It was just last week that Canada’s British Columbia finally ended its state of emergency, more than two months after wildfires tore through parts of the province and reduced an entire village and its surroundings to ash.
It wasn’t a random, unfortunate disaster. Scientists said the heatwave that supercharged the fires was “virtually impossible” without the greenhouse gases trapped in the atmosphere — now at the highest concentration in more than 800,000 years — put there by humans driving, flying, working and eating, and all the other things we humans do that rely on fossil fuels. The climate crisis has been a lingering concern for voters for a long time, though it’s often overshadowed by other issues that feel more immediate, like unemployment rates, taxes and health care.
Climate change rarely makes or breaks an election. But the tide appears to be turning. Canadians, who go to the polls on Monday, are among several nations casting votes on the heels of record-smashing, often deadly extreme weather this summer, boosted by climate change. Hundreds of people died in the US and Canada and dozens others in the Mediterranean from heat and fires, while flash floods killed more than 220 people in Germany and Belgium, and more than 300 in China.

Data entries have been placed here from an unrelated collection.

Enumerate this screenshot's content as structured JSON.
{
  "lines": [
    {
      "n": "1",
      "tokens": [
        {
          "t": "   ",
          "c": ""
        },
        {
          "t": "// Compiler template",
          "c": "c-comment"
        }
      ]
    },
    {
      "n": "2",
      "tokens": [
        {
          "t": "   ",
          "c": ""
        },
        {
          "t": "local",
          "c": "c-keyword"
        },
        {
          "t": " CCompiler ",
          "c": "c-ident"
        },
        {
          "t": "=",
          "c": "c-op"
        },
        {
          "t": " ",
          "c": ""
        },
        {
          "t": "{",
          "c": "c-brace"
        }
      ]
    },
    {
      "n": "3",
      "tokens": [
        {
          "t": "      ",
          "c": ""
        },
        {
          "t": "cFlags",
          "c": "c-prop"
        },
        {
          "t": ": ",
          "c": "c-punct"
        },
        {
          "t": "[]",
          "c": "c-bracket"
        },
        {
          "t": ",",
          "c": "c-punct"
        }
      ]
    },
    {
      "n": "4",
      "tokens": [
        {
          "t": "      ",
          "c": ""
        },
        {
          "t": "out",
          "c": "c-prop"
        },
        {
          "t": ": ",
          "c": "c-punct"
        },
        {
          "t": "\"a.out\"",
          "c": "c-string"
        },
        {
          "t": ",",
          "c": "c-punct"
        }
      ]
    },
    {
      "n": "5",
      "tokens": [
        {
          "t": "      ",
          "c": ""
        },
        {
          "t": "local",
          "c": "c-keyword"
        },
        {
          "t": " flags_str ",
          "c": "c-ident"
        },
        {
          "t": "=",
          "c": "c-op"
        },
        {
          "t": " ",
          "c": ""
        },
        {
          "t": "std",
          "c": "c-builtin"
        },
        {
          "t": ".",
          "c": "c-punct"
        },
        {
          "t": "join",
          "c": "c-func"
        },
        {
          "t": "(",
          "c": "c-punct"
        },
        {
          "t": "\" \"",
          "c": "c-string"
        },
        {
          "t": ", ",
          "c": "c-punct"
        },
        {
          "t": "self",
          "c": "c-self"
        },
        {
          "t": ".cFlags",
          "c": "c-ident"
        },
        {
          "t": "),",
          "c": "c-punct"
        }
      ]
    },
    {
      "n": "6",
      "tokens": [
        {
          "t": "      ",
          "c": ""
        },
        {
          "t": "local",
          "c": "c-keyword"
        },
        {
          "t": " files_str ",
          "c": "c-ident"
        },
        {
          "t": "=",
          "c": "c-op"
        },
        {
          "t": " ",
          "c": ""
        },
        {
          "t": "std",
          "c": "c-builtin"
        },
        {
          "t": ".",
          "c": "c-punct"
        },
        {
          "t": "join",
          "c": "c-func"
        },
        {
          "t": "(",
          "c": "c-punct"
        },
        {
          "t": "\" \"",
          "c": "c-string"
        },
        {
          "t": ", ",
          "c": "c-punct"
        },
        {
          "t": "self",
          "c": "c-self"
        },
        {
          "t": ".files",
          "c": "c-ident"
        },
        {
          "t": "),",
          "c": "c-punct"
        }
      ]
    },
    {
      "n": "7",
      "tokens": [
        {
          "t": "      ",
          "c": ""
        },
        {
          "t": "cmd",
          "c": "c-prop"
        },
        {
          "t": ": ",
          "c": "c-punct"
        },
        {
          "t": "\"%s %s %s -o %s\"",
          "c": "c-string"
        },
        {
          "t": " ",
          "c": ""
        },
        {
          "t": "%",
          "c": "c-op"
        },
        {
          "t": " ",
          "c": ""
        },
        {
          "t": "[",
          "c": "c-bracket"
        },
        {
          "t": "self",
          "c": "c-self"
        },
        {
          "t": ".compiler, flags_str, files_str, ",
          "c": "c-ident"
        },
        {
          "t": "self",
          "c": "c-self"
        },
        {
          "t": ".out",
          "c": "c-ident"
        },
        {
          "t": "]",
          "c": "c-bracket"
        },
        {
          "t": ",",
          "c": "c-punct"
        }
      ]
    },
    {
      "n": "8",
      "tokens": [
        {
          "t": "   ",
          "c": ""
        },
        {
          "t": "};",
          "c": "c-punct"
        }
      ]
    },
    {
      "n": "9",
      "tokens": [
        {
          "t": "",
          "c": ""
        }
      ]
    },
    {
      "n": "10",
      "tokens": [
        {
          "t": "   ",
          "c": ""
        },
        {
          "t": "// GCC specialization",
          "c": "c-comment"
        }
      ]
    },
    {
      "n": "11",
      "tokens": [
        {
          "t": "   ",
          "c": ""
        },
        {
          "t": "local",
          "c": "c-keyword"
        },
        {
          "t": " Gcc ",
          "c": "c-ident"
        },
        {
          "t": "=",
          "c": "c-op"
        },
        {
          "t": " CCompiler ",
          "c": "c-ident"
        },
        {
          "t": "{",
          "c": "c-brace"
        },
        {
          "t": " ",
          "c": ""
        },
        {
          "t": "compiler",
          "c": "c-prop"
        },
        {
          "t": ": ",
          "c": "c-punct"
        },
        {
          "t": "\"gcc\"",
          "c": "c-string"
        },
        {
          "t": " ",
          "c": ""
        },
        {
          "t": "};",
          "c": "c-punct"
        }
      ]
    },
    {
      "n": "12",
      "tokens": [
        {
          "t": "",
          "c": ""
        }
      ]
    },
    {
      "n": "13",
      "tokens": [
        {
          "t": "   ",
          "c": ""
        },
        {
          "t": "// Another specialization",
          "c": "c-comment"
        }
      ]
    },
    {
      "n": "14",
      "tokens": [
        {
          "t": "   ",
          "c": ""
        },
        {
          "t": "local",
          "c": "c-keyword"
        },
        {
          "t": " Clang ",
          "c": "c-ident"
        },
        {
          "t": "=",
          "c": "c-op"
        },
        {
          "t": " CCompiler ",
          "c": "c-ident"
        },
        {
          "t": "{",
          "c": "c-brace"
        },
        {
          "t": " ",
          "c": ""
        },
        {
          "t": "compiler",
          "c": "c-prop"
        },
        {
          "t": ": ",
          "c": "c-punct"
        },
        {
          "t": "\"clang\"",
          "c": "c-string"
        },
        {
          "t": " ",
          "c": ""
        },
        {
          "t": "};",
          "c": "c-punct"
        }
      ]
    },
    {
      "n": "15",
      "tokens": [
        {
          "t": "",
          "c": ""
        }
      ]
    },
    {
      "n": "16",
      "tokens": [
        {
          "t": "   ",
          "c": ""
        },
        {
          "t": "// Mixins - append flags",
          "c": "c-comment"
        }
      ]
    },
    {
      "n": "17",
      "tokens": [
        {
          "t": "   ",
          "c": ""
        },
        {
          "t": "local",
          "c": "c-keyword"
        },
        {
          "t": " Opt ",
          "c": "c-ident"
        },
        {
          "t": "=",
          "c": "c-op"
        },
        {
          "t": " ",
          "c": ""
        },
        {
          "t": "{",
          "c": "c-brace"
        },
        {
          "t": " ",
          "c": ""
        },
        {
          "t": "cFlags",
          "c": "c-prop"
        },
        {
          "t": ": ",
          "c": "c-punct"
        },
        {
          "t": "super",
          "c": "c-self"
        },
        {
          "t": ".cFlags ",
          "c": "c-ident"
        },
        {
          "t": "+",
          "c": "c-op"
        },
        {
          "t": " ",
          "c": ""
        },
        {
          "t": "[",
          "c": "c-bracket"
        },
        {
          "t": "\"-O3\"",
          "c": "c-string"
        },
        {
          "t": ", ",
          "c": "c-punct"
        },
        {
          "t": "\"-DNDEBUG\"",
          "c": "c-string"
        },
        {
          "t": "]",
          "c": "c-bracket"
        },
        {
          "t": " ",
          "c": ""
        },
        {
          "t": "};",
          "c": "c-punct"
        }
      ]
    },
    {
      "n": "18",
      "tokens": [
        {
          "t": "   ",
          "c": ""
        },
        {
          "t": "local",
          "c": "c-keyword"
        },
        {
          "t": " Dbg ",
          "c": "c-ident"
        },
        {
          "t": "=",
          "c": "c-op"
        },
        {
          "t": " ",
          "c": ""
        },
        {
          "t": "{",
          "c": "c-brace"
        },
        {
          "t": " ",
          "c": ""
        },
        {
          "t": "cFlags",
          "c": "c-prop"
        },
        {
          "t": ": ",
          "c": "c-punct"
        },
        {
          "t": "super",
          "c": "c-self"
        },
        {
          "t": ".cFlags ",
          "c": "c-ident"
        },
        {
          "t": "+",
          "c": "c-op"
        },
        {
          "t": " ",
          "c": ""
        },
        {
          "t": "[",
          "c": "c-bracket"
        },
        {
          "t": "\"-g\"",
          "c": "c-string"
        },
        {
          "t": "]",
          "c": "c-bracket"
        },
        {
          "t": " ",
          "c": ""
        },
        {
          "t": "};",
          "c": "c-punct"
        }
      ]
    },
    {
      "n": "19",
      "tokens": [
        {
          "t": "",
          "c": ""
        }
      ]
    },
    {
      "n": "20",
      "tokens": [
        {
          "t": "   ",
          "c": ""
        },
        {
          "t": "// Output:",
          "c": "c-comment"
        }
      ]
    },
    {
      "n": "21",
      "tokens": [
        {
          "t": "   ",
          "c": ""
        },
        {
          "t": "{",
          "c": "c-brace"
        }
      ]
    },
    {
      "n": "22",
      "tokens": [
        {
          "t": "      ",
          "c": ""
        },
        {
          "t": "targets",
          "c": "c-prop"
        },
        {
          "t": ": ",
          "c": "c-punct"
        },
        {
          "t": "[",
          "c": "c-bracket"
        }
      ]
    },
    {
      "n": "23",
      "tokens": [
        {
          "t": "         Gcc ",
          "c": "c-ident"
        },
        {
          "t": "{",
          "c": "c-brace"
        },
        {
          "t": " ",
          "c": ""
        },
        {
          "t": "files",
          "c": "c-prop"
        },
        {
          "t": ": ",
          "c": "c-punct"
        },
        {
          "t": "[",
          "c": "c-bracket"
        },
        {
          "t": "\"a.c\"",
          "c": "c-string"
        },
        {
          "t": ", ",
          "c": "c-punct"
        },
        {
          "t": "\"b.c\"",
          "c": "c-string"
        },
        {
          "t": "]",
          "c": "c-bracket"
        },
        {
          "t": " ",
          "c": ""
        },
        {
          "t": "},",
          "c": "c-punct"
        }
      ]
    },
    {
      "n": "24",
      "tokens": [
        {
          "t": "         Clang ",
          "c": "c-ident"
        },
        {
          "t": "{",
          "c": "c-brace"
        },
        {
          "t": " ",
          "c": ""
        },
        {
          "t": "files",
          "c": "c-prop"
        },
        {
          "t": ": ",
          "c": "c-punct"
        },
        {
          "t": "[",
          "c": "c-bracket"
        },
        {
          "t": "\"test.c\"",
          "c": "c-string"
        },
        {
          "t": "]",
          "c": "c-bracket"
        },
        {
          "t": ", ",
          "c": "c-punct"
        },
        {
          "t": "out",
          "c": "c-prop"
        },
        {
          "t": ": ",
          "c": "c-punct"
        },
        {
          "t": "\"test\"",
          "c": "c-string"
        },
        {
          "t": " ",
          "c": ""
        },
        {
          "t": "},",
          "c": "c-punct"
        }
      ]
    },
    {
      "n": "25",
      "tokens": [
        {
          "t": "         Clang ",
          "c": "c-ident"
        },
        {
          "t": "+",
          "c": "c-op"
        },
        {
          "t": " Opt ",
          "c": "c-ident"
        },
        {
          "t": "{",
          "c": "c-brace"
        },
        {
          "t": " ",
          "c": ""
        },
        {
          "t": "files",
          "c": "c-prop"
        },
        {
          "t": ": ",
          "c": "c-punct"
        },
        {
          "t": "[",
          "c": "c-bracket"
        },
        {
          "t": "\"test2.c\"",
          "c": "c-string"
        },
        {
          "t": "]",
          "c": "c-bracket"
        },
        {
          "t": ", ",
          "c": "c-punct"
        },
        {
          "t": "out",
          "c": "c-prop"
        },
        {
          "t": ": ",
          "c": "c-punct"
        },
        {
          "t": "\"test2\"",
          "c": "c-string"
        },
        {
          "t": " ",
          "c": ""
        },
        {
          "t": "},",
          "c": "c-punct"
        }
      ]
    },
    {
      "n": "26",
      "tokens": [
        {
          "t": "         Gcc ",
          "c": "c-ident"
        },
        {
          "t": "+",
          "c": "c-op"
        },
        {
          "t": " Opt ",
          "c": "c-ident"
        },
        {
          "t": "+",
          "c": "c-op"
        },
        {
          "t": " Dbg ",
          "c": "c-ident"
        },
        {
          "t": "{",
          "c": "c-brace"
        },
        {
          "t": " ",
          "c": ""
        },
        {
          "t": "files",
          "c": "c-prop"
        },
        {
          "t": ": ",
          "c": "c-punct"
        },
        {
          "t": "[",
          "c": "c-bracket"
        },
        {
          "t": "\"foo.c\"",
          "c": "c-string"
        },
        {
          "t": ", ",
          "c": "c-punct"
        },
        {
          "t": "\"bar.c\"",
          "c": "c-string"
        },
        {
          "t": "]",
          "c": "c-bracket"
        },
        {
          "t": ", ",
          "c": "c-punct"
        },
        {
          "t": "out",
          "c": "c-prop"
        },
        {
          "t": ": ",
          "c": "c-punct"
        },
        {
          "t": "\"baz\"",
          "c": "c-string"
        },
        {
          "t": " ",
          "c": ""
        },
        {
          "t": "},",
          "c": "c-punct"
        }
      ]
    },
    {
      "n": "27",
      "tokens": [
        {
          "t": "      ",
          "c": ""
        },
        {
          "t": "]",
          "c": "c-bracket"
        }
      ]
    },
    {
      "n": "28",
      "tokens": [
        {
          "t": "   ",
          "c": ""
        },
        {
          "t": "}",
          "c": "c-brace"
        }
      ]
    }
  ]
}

In the run-up to Canada’s parliamentary vote, the climate crisis has featured heavily in campaign activities, media coverage and debates. It was the same story in Norway, which voted last Monday, and in Germany, which will hold its elections on September 26. Finally, the climate crisis is on the ballot. “Clearly, climate change was something that a lot of Canadians were experiencing or have experienced in ways that perhaps they hadn’t before,” Shane Gunster, an associate professor in the School of Communication at Simon Fraser University in British Columbia, told CNN. “For the first time, you actually have all of the major parties in the Canadian election that have at least a serious climate plan to propose.”